The Thursday order of annulment was made by Judge Patricia Flores. Judge Flores presided over the case originally. She ruled that nothing that had taken place since last November, when she had been recused, was valid. In her ruling, Flores cited an order that had been sent from the top court in Guatemala.
Guatemala’s Attorney General Claudia Paz y Paz said the ruling by the judge had no legal merit, which echoed that of the current judges presiding over the case, who asked that the constitutional court make a speedy ruling.

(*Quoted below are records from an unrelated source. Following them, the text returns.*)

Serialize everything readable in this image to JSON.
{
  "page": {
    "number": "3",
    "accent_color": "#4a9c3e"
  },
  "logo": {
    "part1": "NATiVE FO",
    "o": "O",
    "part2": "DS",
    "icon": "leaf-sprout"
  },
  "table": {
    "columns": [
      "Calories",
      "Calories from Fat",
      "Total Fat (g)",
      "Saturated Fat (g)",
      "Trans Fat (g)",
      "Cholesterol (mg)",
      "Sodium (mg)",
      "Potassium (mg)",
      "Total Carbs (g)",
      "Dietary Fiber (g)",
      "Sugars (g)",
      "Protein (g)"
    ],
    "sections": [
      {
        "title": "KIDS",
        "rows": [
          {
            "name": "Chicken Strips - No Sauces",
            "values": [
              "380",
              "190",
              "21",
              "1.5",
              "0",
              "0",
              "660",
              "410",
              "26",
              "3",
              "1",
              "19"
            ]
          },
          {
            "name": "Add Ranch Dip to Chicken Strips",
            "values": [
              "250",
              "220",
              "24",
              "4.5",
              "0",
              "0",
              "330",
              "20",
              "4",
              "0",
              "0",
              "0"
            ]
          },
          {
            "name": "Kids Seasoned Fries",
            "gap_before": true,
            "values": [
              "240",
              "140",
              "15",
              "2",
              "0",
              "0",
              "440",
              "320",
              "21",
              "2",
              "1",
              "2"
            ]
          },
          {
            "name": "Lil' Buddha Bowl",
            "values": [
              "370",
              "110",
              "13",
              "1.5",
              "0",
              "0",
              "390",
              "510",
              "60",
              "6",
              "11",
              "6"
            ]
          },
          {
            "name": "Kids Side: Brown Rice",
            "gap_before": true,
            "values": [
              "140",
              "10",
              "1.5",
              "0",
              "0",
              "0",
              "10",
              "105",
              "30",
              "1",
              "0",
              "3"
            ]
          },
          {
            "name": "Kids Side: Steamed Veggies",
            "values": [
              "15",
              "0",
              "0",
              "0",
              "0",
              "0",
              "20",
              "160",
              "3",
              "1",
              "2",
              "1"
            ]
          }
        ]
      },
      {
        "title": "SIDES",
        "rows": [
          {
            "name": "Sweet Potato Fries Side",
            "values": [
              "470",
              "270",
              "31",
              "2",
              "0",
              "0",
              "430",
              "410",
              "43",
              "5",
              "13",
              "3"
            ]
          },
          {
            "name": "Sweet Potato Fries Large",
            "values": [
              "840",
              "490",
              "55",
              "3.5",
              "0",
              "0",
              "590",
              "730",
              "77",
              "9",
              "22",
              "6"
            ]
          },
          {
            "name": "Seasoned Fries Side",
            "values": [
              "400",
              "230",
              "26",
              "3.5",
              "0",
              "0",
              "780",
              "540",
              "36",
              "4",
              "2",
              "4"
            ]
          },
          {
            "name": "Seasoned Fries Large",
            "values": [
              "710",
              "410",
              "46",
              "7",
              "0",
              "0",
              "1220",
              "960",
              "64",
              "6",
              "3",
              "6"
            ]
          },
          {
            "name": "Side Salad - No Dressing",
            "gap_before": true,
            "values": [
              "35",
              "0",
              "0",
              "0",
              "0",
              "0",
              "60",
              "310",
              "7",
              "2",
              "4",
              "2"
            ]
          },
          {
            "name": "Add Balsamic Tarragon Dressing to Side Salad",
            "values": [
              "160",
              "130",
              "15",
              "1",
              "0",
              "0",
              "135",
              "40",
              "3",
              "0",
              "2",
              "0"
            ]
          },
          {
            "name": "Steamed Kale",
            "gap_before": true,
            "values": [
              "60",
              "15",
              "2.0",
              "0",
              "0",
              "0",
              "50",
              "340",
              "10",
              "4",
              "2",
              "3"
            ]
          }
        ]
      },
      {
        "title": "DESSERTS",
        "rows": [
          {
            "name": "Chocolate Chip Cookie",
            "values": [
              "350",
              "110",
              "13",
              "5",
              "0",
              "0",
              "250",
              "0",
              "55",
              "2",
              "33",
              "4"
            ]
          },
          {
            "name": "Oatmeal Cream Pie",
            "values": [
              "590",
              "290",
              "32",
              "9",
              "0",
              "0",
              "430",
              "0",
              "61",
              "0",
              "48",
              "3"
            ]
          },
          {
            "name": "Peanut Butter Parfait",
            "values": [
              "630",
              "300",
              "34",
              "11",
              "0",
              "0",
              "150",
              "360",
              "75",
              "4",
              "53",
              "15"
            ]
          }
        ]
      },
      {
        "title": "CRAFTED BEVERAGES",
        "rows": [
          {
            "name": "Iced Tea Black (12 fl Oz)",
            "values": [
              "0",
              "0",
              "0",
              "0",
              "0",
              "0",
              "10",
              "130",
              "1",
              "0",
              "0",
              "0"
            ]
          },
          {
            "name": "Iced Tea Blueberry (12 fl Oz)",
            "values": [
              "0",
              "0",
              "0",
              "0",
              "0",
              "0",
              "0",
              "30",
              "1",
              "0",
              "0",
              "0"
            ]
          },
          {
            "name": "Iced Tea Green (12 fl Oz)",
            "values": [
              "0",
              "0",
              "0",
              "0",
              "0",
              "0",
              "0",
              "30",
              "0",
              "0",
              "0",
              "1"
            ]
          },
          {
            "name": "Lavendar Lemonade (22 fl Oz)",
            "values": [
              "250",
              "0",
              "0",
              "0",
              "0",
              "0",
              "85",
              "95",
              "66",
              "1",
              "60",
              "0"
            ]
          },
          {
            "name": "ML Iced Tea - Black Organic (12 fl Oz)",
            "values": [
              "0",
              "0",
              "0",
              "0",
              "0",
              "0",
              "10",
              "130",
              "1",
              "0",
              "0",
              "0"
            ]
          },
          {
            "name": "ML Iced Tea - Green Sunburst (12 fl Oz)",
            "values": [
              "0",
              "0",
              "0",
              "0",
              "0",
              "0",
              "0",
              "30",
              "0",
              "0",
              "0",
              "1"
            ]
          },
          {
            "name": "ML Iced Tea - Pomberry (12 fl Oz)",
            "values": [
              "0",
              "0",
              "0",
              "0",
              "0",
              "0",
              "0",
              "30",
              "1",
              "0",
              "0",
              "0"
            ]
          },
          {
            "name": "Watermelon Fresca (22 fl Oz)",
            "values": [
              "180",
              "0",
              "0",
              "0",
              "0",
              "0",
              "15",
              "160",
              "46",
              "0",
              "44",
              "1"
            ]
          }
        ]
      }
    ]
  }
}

Human rights supporters have proclaimed the trial as a first of its kinds in their efforts to bring leaders of the army and government to trial for the civil war that raged for 36 years.
Paz y Paz said prosecutors had filed an appeal against Judge Flores’ decision, but she was worried that no timeline existed as to when the constitutional court would hear the appeal and rule on it.
Emotions in the country have been stirred from the trial that has seen over 100 victims testify to being tortured and raped during Rios Montt’s 17 months in power.